Just as new terminology has specified center-involving diabetic macular edema to replace the clinically significant macular edema designation from the ETDRS,11,12 the future of teleophthalmology continues to evolve. We can expect that patients will self-image their fundi, perhaps with OCT-angiography, whose images will be transmitted to a reading center or an eye care provider for interpretation and decision-making. The intervention of technology and the disruption by the pandemic have intersected to offer interesting innovations.13,14 These forces will drive convenient, safe, effective, and equitably applied eye care for preserving visual function among patients with DR.15,16
The global pandemic has hastened the use of virtual visits. For example, the Mayo Clinic in Jacksonville, Florida, set a strategic benchmark at the beginning of 2020 of having 30% of eligible visits conducted online by 2030. By the beginning of 2022, 60% of eligible visits were being conducted online (Klaas J. Wierenga, MD, personal communication, March 8, 2022.)
Screening and virtual ophthalmic evaluations have been deployed in the public space17 and clinical space. Although prototypes may have had a rocky start, identification of those patients at greatest risk for disease are now separated from those who are distinctly disease free.18 Interestingly, in this algorithm, eyes with macular edema were identified with groups at greatest risk for vision loss or in need of referral for surgical interventions. One of my local big box pharmacies offers diabetic eye examinations for those who qualify (Figure 4). The inclusion criteria for fundus imaging include exceeding thresholds for random blood glucose, HbA1C, or being treated for type 2 diabetes.

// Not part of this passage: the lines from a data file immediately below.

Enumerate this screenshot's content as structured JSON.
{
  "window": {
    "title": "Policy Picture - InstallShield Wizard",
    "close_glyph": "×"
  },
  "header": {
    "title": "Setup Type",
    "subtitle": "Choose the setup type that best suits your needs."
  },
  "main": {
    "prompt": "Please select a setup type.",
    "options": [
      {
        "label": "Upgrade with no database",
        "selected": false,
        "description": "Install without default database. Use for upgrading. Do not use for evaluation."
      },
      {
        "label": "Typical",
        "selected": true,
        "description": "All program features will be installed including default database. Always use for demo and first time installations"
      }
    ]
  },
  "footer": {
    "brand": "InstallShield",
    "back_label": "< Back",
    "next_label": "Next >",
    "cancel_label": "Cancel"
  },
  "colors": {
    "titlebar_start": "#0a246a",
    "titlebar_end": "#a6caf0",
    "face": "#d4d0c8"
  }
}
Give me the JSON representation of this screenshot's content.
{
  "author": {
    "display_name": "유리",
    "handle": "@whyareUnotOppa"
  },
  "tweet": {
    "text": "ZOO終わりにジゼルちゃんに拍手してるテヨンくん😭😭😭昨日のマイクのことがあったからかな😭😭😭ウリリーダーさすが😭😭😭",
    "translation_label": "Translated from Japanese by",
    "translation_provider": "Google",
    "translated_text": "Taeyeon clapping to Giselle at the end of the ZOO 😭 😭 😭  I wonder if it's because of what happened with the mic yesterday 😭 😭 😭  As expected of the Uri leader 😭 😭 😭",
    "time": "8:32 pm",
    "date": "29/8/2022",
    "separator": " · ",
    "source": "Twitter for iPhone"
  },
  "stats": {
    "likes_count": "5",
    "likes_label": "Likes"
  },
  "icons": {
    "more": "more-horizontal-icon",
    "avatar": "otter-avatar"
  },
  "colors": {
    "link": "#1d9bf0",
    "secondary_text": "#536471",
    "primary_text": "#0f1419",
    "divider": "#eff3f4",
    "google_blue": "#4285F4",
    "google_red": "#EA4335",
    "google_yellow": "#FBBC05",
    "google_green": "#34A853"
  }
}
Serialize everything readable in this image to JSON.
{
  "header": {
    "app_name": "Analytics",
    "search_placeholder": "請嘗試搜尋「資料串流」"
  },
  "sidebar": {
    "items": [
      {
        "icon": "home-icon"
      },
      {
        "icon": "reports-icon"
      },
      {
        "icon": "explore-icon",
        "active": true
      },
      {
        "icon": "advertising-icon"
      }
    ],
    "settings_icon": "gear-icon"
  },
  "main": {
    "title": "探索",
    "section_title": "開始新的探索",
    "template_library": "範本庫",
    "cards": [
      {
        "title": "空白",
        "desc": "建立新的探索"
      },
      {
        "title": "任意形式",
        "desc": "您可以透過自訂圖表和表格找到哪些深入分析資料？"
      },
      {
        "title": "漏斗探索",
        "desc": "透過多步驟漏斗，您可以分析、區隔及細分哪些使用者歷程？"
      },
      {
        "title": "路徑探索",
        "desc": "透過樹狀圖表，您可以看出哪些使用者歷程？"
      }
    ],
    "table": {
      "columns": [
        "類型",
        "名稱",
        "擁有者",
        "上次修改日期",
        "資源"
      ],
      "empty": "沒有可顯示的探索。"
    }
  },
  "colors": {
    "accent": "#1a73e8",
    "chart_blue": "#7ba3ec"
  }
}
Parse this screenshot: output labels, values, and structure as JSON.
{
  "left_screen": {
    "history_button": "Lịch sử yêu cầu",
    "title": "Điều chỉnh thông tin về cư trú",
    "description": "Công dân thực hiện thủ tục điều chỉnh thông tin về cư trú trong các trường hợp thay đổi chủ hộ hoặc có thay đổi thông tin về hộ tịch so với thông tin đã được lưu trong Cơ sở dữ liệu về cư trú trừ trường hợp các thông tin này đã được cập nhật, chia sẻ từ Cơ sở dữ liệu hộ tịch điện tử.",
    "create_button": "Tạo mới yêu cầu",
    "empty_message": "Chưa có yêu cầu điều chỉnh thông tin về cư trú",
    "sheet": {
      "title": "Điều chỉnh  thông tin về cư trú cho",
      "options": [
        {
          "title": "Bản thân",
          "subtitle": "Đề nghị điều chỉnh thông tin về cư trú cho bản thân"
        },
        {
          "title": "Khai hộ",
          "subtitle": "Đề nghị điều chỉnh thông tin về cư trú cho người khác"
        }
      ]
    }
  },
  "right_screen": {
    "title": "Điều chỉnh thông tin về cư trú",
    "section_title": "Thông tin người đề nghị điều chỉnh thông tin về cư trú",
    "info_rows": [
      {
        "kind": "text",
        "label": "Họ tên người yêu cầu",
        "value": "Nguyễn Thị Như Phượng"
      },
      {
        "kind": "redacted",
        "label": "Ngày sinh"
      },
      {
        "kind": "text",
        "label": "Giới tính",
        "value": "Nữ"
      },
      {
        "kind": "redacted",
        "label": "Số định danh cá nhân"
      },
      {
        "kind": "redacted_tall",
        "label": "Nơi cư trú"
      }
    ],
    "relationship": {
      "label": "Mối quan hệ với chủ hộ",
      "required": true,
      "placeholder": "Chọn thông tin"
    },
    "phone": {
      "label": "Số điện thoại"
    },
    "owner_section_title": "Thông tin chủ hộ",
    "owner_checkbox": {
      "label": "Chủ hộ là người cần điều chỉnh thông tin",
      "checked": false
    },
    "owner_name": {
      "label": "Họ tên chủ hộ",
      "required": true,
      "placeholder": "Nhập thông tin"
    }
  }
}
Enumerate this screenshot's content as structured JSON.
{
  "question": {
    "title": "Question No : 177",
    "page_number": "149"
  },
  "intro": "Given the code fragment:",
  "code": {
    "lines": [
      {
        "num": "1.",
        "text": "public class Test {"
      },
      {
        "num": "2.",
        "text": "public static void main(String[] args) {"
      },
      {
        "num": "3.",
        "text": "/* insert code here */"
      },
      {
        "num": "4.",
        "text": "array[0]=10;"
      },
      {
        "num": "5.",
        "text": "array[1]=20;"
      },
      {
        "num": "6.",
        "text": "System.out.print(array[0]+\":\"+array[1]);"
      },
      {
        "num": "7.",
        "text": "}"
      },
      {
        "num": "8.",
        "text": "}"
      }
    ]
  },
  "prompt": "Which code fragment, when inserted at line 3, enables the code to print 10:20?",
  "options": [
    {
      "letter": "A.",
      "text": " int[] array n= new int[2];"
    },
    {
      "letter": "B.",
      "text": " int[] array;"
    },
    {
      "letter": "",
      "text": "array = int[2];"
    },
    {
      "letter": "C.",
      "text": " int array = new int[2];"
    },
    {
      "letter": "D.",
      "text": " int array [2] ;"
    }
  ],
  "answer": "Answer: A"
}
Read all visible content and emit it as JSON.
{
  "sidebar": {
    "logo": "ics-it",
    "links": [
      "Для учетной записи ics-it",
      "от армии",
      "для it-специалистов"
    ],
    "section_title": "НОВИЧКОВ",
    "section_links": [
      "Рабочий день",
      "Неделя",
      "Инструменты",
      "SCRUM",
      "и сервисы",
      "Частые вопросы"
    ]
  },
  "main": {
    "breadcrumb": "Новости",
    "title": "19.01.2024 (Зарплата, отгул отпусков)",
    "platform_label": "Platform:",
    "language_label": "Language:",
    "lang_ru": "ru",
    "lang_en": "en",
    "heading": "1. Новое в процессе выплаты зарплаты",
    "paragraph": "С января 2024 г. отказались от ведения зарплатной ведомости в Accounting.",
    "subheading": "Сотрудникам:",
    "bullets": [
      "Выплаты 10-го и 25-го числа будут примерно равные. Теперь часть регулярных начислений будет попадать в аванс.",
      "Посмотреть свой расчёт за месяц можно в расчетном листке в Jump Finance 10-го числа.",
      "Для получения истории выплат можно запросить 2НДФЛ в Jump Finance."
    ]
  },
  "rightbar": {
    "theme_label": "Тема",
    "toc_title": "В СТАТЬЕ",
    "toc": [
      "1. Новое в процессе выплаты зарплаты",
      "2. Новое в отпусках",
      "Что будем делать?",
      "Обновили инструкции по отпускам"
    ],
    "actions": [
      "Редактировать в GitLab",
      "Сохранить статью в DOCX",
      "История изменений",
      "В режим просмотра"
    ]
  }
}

AI is all around us and is here to stay in health care. It has made inroads in the ophthalmic space, which will continue to expand. AI will be transformative for medicine by allowing automated analysis of telemetrically gathered data. This will be of great advantage in all clinical settings and will eventually lead to the no-touch patient examination. Bad algorithms will be weeded out, and nearly seamless diagnostic conclusions will result.